Tenants In Common Investments – What You Need To Ask Before Signing Up

By on April 12, 2014

Before crowdfunding for real estate came into the main stream, tenants in common (TIC) was the flagship product in the corner of the individual wanting to get a piece of the pie for properties he would never be able to buy himself. TIC ownership is often arranged by sponsors. Under such an arrangement, every individual gets a title deed stating an undivided share in a property. These properties are usually top grade buildings that everyone can recognize. Property types that are frequently used for TIC schemes include mega shopping malls, luxury condominiums, skyscraper office buildings, etc.

It can be a huge ego booster to tell someone you own one of the landmarks in the city. But here are some drawbacks of such ownership structures. Each investor will be proportionately liable for the debt on the property. All owners much also share and losses and profits proportionately. And even if the sponsor happens to be the biggest player in the real estate market, they are not supposed to use their funds to pay for expenses. Doing that can put the whole ownership into dispute. There will also be a voting process for major decisions where each owner will have a percentage of voting rights according to their share. As there could be a number of investors involved, the vote of 1 owner alone is usually too insignificant to make an impact. There are also tax benefits as well.

But if you are considering putting your money into, hold your horses. Please at least finish this article before moving ahead. Because TIC often concern premium properties, it is expected that you will be paying premium price. And as a gimmick to attract investors, sponsors often offer a guaranteed  return (with fine print) for only a few years. In addition to that the promotion of these opportunities are often delegated to salespeople and “gurus” who take a handy commission for the amount of sales they bring in. Let’s not forget the generous amount of marketing budget they pour into online advertising and full-page newspaper advertisements.

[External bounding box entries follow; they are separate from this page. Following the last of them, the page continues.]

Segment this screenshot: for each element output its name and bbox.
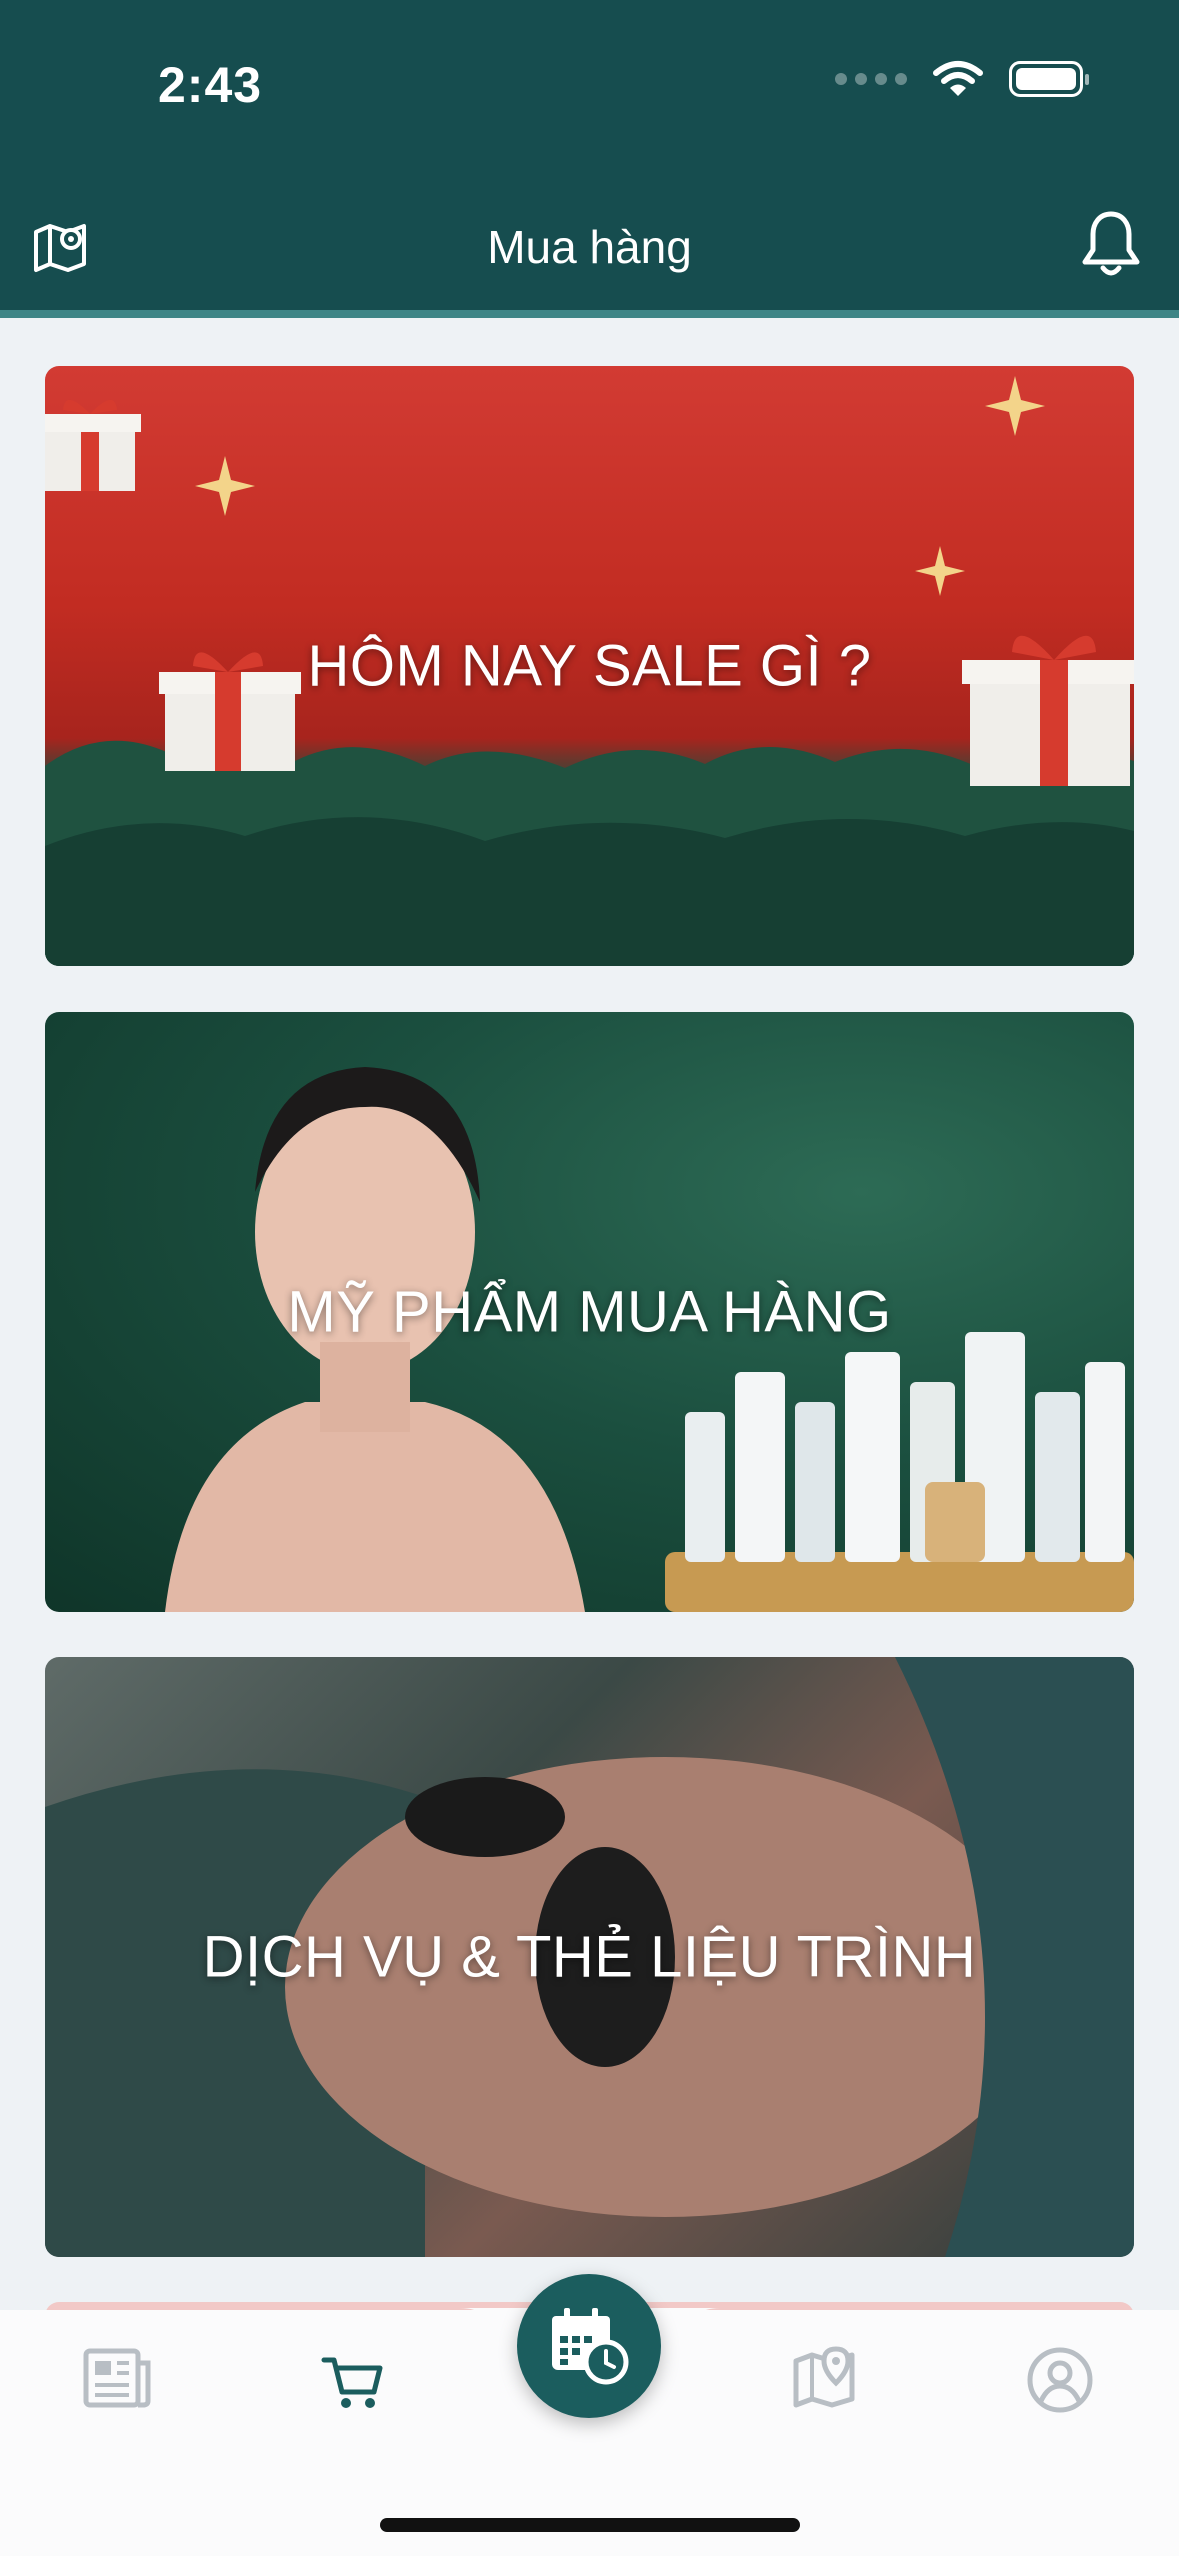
booking-button[interactable] [517, 2274, 661, 2418]
services-card[interactable]: DỊCH VỤ & THẺ LIỆU TRÌNH [45, 1657, 1134, 2257]
map-pin-icon[interactable] [790, 2345, 860, 2411]
home-indicator [380, 2518, 800, 2532]
status-time: 2:43 [158, 57, 263, 113]
cosmetics-card[interactable]: MỸ PHẨM MUA HÀNG [45, 1012, 1134, 1612]
newspaper-icon[interactable] [82, 2345, 152, 2411]
cart-icon[interactable] [320, 2352, 384, 2412]
card-label: HÔM NAY SALE GÌ ? [307, 633, 872, 699]
page-title: Mua hàng [487, 221, 692, 273]
sale-today-card[interactable]: HÔM NAY SALE GÌ ? [45, 366, 1134, 966]
bell-icon[interactable] [1079, 208, 1143, 280]
sparkle-icon [985, 376, 1045, 436]
sparkle-icon [195, 456, 255, 516]
card-label: MỸ PHẨM MUA HÀNG [287, 1279, 892, 1345]
cellular-signal-icon [835, 73, 907, 85]
profile-icon[interactable] [1026, 2346, 1094, 2414]
gift-box-icon [45, 399, 141, 491]
battery-icon [1009, 61, 1089, 97]
calendar-clock-icon [552, 2308, 629, 2385]
wifi-icon [933, 61, 983, 96]
sparkle-icon [915, 546, 965, 596]
card-label: DỊCH VỤ & THẺ LIỆU TRÌNH [202, 1924, 977, 1990]
status-indicators [835, 60, 1089, 98]
header-divider [0, 310, 1179, 318]
cosmetic-products-image [665, 1332, 1134, 1612]
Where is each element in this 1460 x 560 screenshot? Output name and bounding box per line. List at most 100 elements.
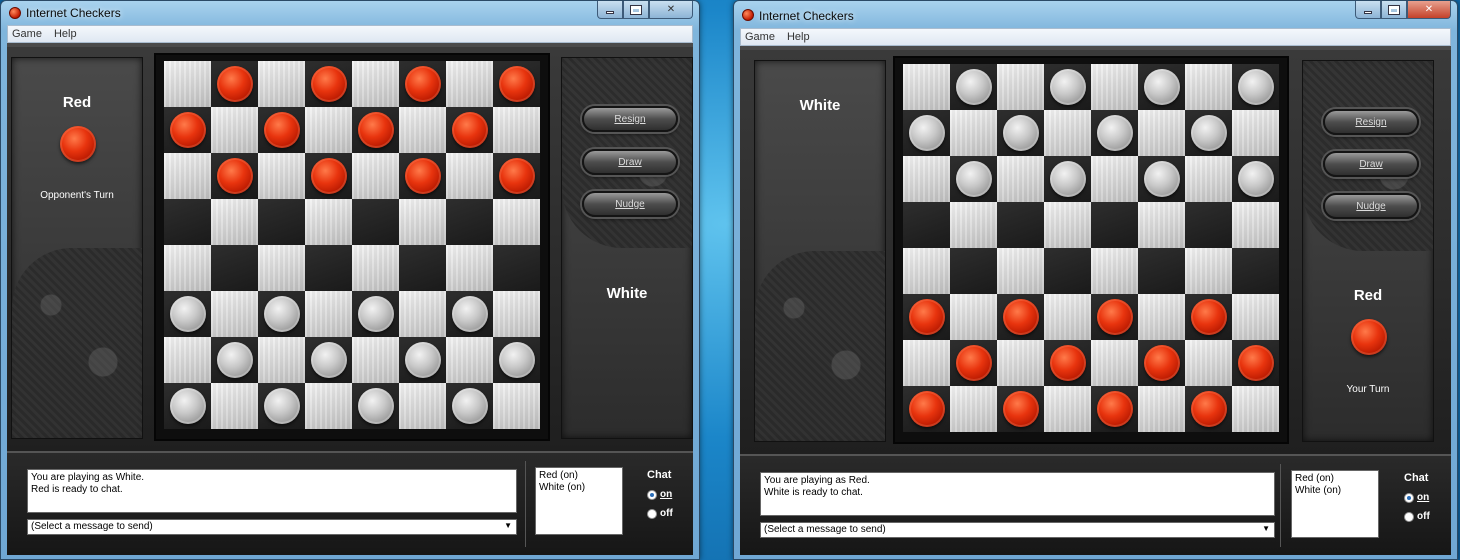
white-checker-piece[interactable] [264, 296, 300, 332]
white-checker-piece[interactable] [452, 388, 488, 424]
board-square[interactable] [903, 110, 950, 156]
board-square[interactable] [1138, 294, 1185, 340]
red-checker-piece[interactable] [217, 66, 253, 102]
board-square[interactable] [211, 245, 258, 291]
board-square[interactable] [352, 199, 399, 245]
white-checker-piece[interactable] [1144, 69, 1180, 105]
board-square[interactable] [1232, 64, 1279, 110]
red-checker-piece[interactable] [405, 66, 441, 102]
board-square[interactable] [997, 64, 1044, 110]
checkerboard[interactable] [164, 61, 540, 429]
board-square[interactable] [258, 291, 305, 337]
white-checker-piece[interactable] [405, 342, 441, 378]
board-square[interactable] [950, 202, 997, 248]
board-square[interactable] [1044, 202, 1091, 248]
red-checker-piece[interactable] [405, 158, 441, 194]
white-checker-piece[interactable] [358, 296, 394, 332]
board-square[interactable] [1044, 156, 1091, 202]
close-button[interactable]: ✕ [649, 1, 693, 19]
board-square[interactable] [305, 199, 352, 245]
white-checker-piece[interactable] [311, 342, 347, 378]
maximize-button[interactable] [623, 1, 649, 19]
radio-on[interactable] [647, 489, 657, 500]
nudge-button[interactable]: Nudge [582, 191, 678, 217]
board-square[interactable] [352, 291, 399, 337]
board-square[interactable] [1138, 110, 1185, 156]
red-checker-piece[interactable] [1191, 299, 1227, 335]
board-square[interactable] [1091, 110, 1138, 156]
white-checker-piece[interactable] [170, 388, 206, 424]
board-square[interactable] [1232, 294, 1279, 340]
board-square[interactable] [258, 199, 305, 245]
white-checker-piece[interactable] [1238, 69, 1274, 105]
white-checker-piece[interactable] [499, 342, 535, 378]
board-square[interactable] [446, 383, 493, 429]
board-square[interactable] [1138, 386, 1185, 432]
board-square[interactable] [903, 202, 950, 248]
white-checker-piece[interactable] [909, 115, 945, 151]
board-square[interactable] [1232, 156, 1279, 202]
board-square[interactable] [1232, 340, 1279, 386]
message-select[interactable]: (Select a message to send) ▼ [760, 522, 1275, 538]
board-square[interactable] [1091, 386, 1138, 432]
board-square[interactable] [903, 294, 950, 340]
board-square[interactable] [903, 340, 950, 386]
white-checker-piece[interactable] [264, 388, 300, 424]
board-square[interactable] [305, 383, 352, 429]
board-square[interactable] [997, 156, 1044, 202]
board-square[interactable] [997, 294, 1044, 340]
minimize-button[interactable] [1355, 1, 1381, 19]
board-square[interactable] [258, 245, 305, 291]
board-square[interactable] [493, 199, 540, 245]
white-checker-piece[interactable] [1050, 161, 1086, 197]
board-square[interactable] [305, 61, 352, 107]
board-square[interactable] [446, 107, 493, 153]
board-square[interactable] [446, 291, 493, 337]
board-square[interactable] [446, 337, 493, 383]
white-checker-piece[interactable] [1144, 161, 1180, 197]
board-square[interactable] [211, 291, 258, 337]
board-square[interactable] [493, 337, 540, 383]
board-square[interactable] [352, 245, 399, 291]
board-square[interactable] [305, 153, 352, 199]
red-checker-piece[interactable] [452, 112, 488, 148]
white-checker-piece[interactable] [217, 342, 253, 378]
red-checker-piece[interactable] [956, 345, 992, 381]
board-square[interactable] [1091, 248, 1138, 294]
board-square[interactable] [1185, 248, 1232, 294]
board-square[interactable] [1138, 64, 1185, 110]
board-square[interactable] [211, 107, 258, 153]
red-checker-piece[interactable] [1238, 345, 1274, 381]
board-square[interactable] [1232, 248, 1279, 294]
white-checker-piece[interactable] [956, 161, 992, 197]
board-square[interactable] [1232, 110, 1279, 156]
board-square[interactable] [950, 340, 997, 386]
board-square[interactable] [493, 383, 540, 429]
board-square[interactable] [305, 107, 352, 153]
board-square[interactable] [1138, 202, 1185, 248]
board-square[interactable] [164, 107, 211, 153]
board-square[interactable] [903, 156, 950, 202]
board-square[interactable] [950, 110, 997, 156]
board-square[interactable] [1185, 294, 1232, 340]
board-square[interactable] [211, 153, 258, 199]
board-square[interactable] [1044, 294, 1091, 340]
board-square[interactable] [1091, 202, 1138, 248]
board-square[interactable] [164, 61, 211, 107]
board-square[interactable] [164, 199, 211, 245]
board-square[interactable] [446, 199, 493, 245]
board-square[interactable] [1044, 386, 1091, 432]
board-square[interactable] [1185, 386, 1232, 432]
board-square[interactable] [1044, 248, 1091, 294]
white-checker-piece[interactable] [452, 296, 488, 332]
red-checker-piece[interactable] [170, 112, 206, 148]
board-square[interactable] [1044, 110, 1091, 156]
red-checker-piece[interactable] [1097, 299, 1133, 335]
red-checker-piece[interactable] [217, 158, 253, 194]
board-square[interactable] [1044, 64, 1091, 110]
minimize-button[interactable] [597, 1, 623, 19]
red-checker-piece[interactable] [499, 158, 535, 194]
white-checker-piece[interactable] [1191, 115, 1227, 151]
board-square[interactable] [1185, 64, 1232, 110]
board-square[interactable] [352, 337, 399, 383]
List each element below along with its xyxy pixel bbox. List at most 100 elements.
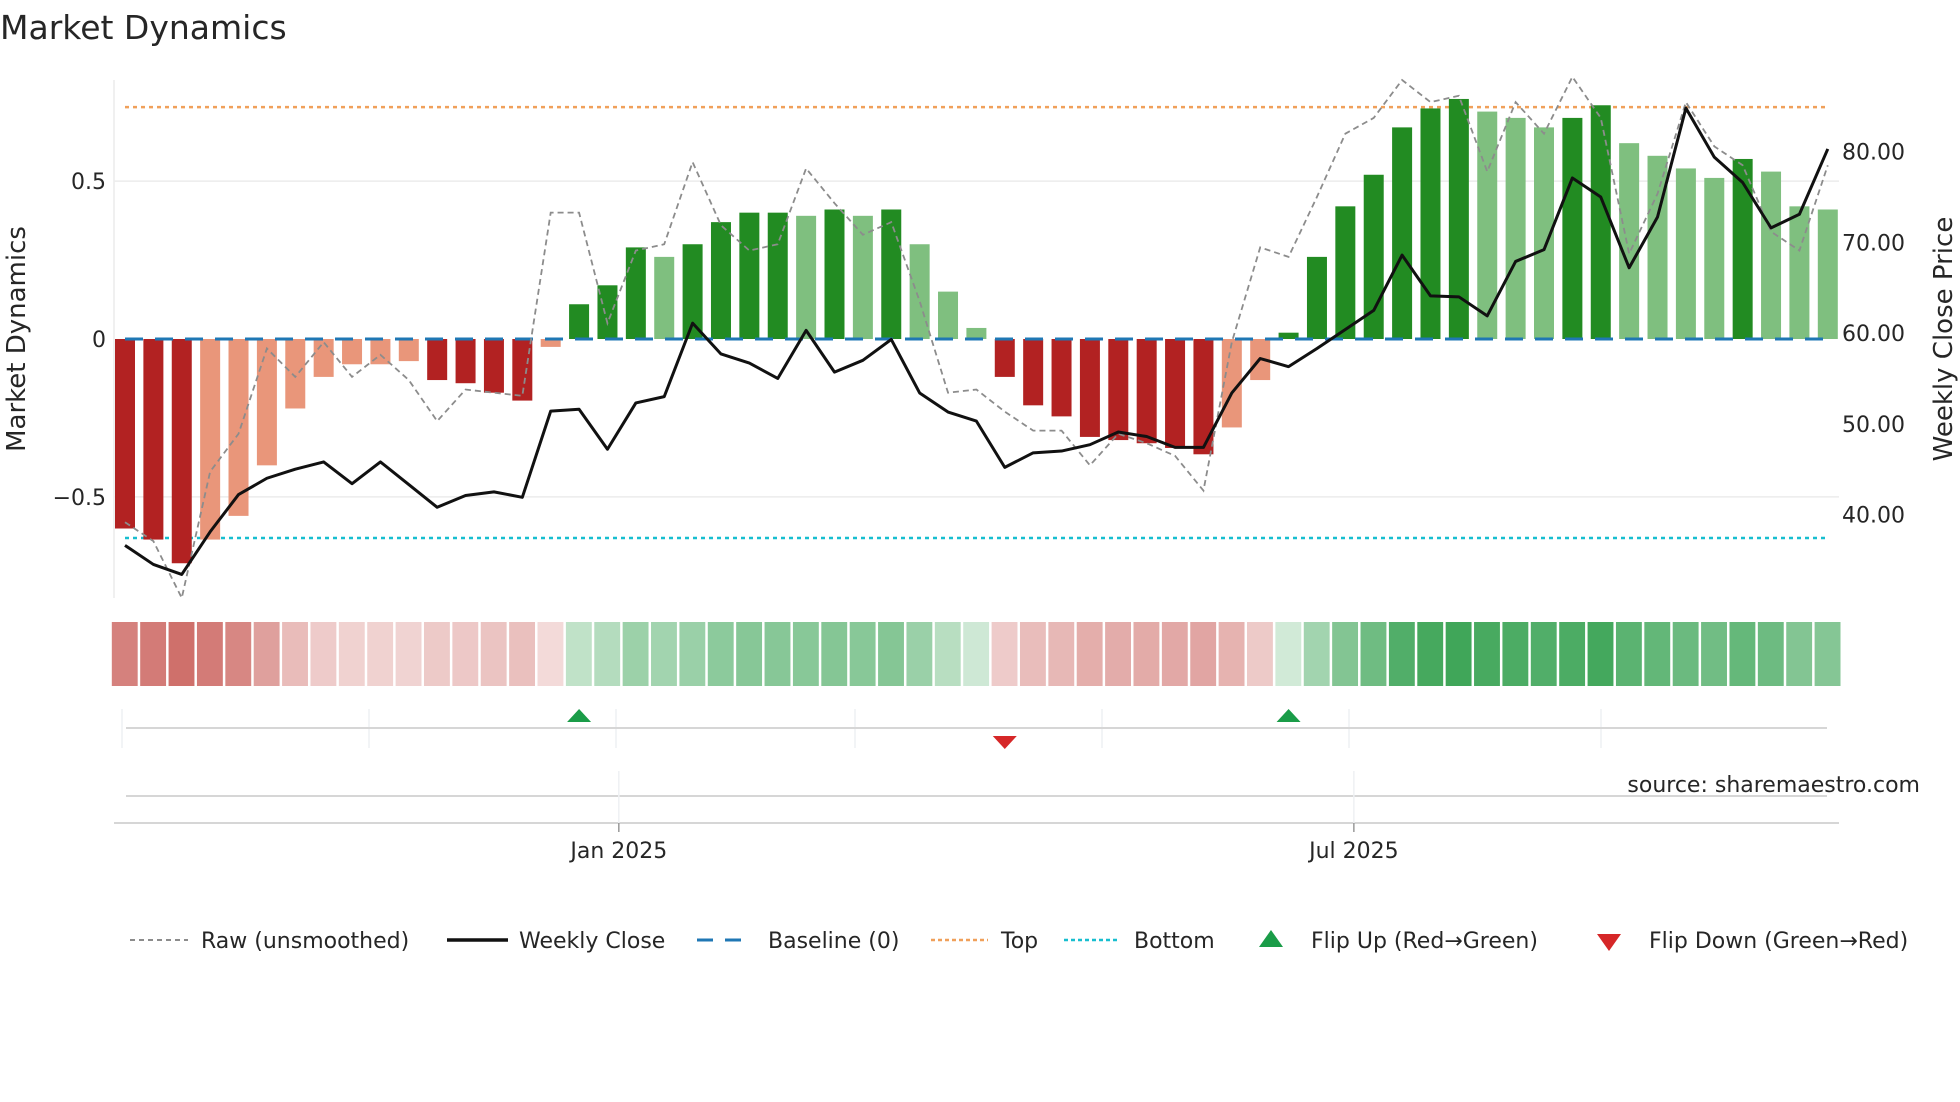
strip-cell [934, 622, 961, 686]
momentum-bar [1732, 158, 1753, 339]
momentum-bar [994, 339, 1015, 377]
strip-cell [622, 622, 649, 686]
strip-cell [1559, 622, 1586, 686]
momentum-bar [1136, 339, 1157, 444]
strip-cell [1218, 622, 1245, 686]
legend-flip-up-label: Flip Up (Red→Green) [1311, 929, 1538, 954]
source-label: source: sharemaestro.com [1627, 773, 1920, 798]
momentum-bar [342, 339, 363, 365]
x-tick-label: Jul 2025 [1307, 839, 1399, 864]
strip-cell [338, 622, 365, 686]
strip-cell [1474, 622, 1500, 686]
strip-cell [963, 622, 990, 686]
momentum-bar [654, 256, 675, 339]
y2-tick-label: 80.00 [1842, 141, 1905, 166]
momentum-bar [1165, 339, 1186, 448]
legend-baseline-label: Baseline (0) [768, 929, 899, 954]
strip-cell [480, 622, 507, 686]
y-tick-label: 0.5 [71, 170, 106, 195]
strip-cell [651, 622, 677, 686]
momentum-bar [739, 212, 760, 339]
strip-cell [1757, 622, 1784, 686]
momentum-bar [143, 339, 164, 540]
flip-markers-panel [121, 709, 1827, 749]
strip-cell [1644, 622, 1671, 686]
momentum-bar [710, 222, 731, 339]
momentum-bar [171, 339, 192, 564]
momentum-bar [569, 304, 590, 339]
momentum-bar [1306, 256, 1327, 339]
market-dynamics-chart: Market Dynamics 0.5 0 −0.5 40.00 50.00 60.00… [0, 8, 1959, 954]
momentum-bar [1023, 339, 1044, 406]
strip-cell [1048, 622, 1075, 686]
strip-cell [792, 622, 819, 686]
strip-cell [821, 622, 848, 686]
momentum-bar [767, 212, 788, 339]
strip-cell [196, 622, 223, 686]
strip-cell [1814, 622, 1841, 686]
strip-cell [1786, 622, 1813, 686]
strip-cell [1417, 622, 1444, 686]
strip-cell [1019, 622, 1046, 686]
momentum-bar [200, 339, 221, 540]
strip-cell [1729, 622, 1756, 686]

Surely you know that you will be the one paying for these?

Marketers print out glossy brochures and in some cases, textbooks championing the benefits of owning a landmark. They then invite you to free seminars selling you the concept of financial freedom instead of drilling down on the details on the deals. You might be tempted. Seek the answer to these questions before writing your cheques.

agree to tenants in common investmentWhat kind of commission is paid to who? You will probably find that the TIC sponsor will surely take a cut. So does the promoter or broker shoving it down your throat. When you ask these questions, you will often get a laugh out the salesmen. Remember it your right to know where you money is going to in an investment. You don’t want to deal with any party who are not transparent anyway.

What are the costs for managing the project? If you are a smart sponsor, you will be arranging to manage the project yourself. Since there already so many people already financially committed to the project, this is a great side income to take in. They could be priced reasonably, but they may not be the best value available. They might even be a full time department managing the project. Even though you will have little say in how these management companies are appointed, surely you want to know what the employees are being paid and their bonuses. You are the one paying them after all.

If the property in question was purchased recently, how much was it acquired for? You cannot fault a sponsor for being profit-driven because you are the same as well. But you surely want to know if the property is being sold at 25% premium within a month. In this case, you are the sugar daddy making up the big bonuses being paid to executives. Are you comfortable with that?

Are the cash distributions guaranteed and when will they come? This is often the question that someone will choke on. Find out the terms and conditions for cash to be distributed. If the operation runs into losses, you might even have to experience cash outflow instead of inflow.

Where is your money going exactly? You have no right to know where money is ending up in an organisation. But you are now a potential owner. And you have the right to know where the money is going. Don’t be surprised if only half your investment is reinvested into the property. The rest goes to miscellaneous expenses.

What are the options for exit? Promoters will always play up the benefits while quickly writing off investor concerns. You need to know what are your exit options even though they can be as remote as a meteor lighting up the night sky. There could be a buyback plan. But these promises are not always delivered as circumstances can change. If you are insistent on exiting, your best option usually is to find a new owner to purchase your share.

What are revenue projections based on? Ideally the numbers you see are based on existing tenancy contracts that run for years to come and financial performance in the last year. But these will be non-existent when we are referring to a new development with no history. If you have put your trust in industry experts like the sponsor, you should expect comprehensive data analysis from credible sources and not just projections that any college kid can fabricate.